An internal memo from Verizon to its employees has leaked to the Web, revealing that the company justified its cooperation with the National Security Agency based on the terms of the government's court order.

Verizon's executive vice president and general counsel, Randy Milch, didn't confirm whether documents obtained by The Guardian were legitimate. But he did say that if Verizon did receive such an order, it would be "required" to comply.

Here's the thing. The whole "required" business is a bit of a technicality. Verizon is "required" to hand over cell-phone metadata only if it doesn't choose its other option, which is to fight the order in court. This option — what Marc Rotenberg, executive director of the Electronic Privacy Information Center, calls "adversarial proceedings" —  is a form of legal recourse that anyone who's served with a subpoena has access to.
If Verizon had objections to the NSA's request for user data, it could have raised them. Maybe the company did, maybe it didn't; every subpoena that comes through the Foreign Intelligence Surveillance Court also contains a gag order prohibiting the recipient from discussing the affair. That means even if Verizon had tried to challenge the request, we still wouldn't know. Verizon could be dying to tell us it tried to resist.
Is that likely? Probably not. The surveillance program, according to the very senators in Congress who approved it, stretches back to 2006. If Verizon had fought it, it must have been a short battle. 

Verizon also was the only company to get zero stars on the Electronic Frontier Foundation's ranking of companies according to their privacy record.


Nor does Verizon have much incentive to push back. Under the Foreign Intelligence Surveillance Act, companies that cooperate with government investigations get liability protection for doing so.

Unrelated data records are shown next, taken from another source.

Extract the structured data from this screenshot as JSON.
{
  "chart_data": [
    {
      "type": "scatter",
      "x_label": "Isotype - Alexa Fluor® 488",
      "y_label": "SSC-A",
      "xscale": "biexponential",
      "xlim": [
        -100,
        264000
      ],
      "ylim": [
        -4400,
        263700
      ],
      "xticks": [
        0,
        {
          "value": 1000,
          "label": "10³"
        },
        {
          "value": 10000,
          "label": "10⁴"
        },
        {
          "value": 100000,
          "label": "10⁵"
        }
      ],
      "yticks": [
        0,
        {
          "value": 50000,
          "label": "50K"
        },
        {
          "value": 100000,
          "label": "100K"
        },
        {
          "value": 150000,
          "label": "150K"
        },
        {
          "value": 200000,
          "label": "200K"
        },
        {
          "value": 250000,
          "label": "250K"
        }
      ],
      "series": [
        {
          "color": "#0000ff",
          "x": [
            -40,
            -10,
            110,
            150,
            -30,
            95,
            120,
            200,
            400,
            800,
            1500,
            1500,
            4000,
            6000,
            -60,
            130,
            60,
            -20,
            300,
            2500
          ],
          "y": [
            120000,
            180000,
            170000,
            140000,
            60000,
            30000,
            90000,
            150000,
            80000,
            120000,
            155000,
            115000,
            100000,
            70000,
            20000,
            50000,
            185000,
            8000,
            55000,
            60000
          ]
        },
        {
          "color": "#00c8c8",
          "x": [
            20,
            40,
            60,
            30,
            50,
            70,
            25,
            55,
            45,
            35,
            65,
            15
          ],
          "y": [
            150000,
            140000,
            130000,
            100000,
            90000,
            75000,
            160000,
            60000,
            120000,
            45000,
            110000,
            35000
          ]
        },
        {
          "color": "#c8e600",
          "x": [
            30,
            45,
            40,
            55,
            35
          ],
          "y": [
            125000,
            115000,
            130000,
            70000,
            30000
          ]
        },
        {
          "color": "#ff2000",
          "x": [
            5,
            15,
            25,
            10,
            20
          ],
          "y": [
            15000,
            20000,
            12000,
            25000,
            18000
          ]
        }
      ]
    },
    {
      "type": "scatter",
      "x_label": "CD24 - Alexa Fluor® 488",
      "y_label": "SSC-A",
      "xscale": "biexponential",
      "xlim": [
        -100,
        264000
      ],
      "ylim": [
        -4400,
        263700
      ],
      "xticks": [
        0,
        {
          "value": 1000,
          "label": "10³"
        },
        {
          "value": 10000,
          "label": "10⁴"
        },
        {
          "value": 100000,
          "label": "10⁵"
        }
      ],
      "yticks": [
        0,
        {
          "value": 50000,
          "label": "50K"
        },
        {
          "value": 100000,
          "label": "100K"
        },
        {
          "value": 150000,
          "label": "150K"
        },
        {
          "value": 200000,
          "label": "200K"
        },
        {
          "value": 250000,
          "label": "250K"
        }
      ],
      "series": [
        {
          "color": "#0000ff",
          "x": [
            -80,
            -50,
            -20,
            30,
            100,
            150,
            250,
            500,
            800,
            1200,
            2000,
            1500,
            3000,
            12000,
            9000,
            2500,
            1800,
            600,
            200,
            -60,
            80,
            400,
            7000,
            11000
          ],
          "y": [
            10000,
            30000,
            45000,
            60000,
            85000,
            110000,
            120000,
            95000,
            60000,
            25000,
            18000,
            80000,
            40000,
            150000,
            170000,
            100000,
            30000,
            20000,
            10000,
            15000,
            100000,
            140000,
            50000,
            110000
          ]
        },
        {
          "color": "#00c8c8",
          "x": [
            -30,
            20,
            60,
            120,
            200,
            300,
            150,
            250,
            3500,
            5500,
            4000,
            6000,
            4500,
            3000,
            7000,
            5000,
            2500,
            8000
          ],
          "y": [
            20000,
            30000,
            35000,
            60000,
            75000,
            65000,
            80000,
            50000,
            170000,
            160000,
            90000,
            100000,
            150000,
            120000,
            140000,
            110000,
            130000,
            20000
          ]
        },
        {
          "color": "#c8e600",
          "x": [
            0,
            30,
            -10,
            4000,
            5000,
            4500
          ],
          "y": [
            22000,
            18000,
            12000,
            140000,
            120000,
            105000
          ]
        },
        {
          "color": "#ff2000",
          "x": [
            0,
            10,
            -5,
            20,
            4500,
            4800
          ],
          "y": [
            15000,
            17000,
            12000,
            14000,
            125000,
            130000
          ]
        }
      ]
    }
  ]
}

Handing over metadata that the feds request for "national security" purposes gives companies vital cover.

"You're pretty much relying on the counsel of the company receiving the order to raise objections if there are any," said Rotenberg, who added that he was shocked when he read the court order. "I helped write the Electronic Communications Privacy Act," he added, "and I never imagined the FISA court" would go to such lengths.

A Verizon spokesperson declined to comment.